On Monday, July 12, 2004 22:36:12 -0400 Garrett Wollman <[EMAIL PROTECTED]> wrote:
a) Given a subject process, find the appropriate authentication context.
b) Place a given subject process in a newly-initialized authentication context, such that it will be inherited by all of the subject's children.
...and for efficiency it would also like:
c) When an authentication context is no longer "in use" (FSVO), release the resources allocated to it.
Well, we don't actually do that, since PAG's themselves have no resources (they're just a number).

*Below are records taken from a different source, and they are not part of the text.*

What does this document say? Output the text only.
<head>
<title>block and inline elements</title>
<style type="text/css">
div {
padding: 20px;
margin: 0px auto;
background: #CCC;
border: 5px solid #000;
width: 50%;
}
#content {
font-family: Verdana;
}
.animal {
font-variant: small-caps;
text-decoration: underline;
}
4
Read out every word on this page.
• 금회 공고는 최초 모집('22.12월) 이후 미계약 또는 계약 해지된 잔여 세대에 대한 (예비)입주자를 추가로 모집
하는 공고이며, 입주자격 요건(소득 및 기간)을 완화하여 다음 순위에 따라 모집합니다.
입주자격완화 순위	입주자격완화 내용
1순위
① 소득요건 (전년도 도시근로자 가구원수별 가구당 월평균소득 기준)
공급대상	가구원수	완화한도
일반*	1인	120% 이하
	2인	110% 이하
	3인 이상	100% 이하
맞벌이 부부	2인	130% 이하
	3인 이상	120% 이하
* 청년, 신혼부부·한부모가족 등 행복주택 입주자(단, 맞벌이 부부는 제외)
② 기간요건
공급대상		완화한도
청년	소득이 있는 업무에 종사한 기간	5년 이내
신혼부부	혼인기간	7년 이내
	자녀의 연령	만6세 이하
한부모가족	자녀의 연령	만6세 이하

(I am ignoring the evil "(d) Place my parent process in a new context" option for the moment as I think we all agree that it must go.)
Yup.
OpenAFS does not care about the inverse operation of (a): given an authentication context, find all of the subject processes which belong thereto.
Nope. But in the current model, we do care about being able to tell whether a given context (PAG) is in use by any processes. I'd settle for notification when the last ref goes away.
Unfortunately, the term PAG seems to be used interchangeably for two distinct concepts: one is the authentication context itself, and the other is the integer nonce which is used by historical AFS implementations to name authentication contexts for the purposes of (a). This is true in both the code and the documentation, not to mention conversations on this mailing-list.
True.
The former is essential to the function of AFS. The latter is an artifact of the current OpenAFS (and Transarc AFS) implementations, and is clearly dispensable on those operating systems which provide a better native mechanism
Sure. But "remembers a key for me" is not a better native mechanism. It is a solution to a completely different problem.
(as AIX appears to, by my reading of the code).
I know that implementing (a), (b), and (c) is trivial using the TrustedBSD framework. The Linux "keyring" notion that has been discussed seems well able to provide (a) and (c) but I'm not so sure that it provides the semantics AFS demands for (b). (AIUI, the reason (b) is so restricted is to prevent privilege escalation that would otherwise be possible if a process were permitted to join another authentication context by renouncing its credentials.)
Actually, I suspect we'd be willing to allow less strict semantics for (b) than you describe. But I'll have to think about that for a bit, and I'm late for dinner.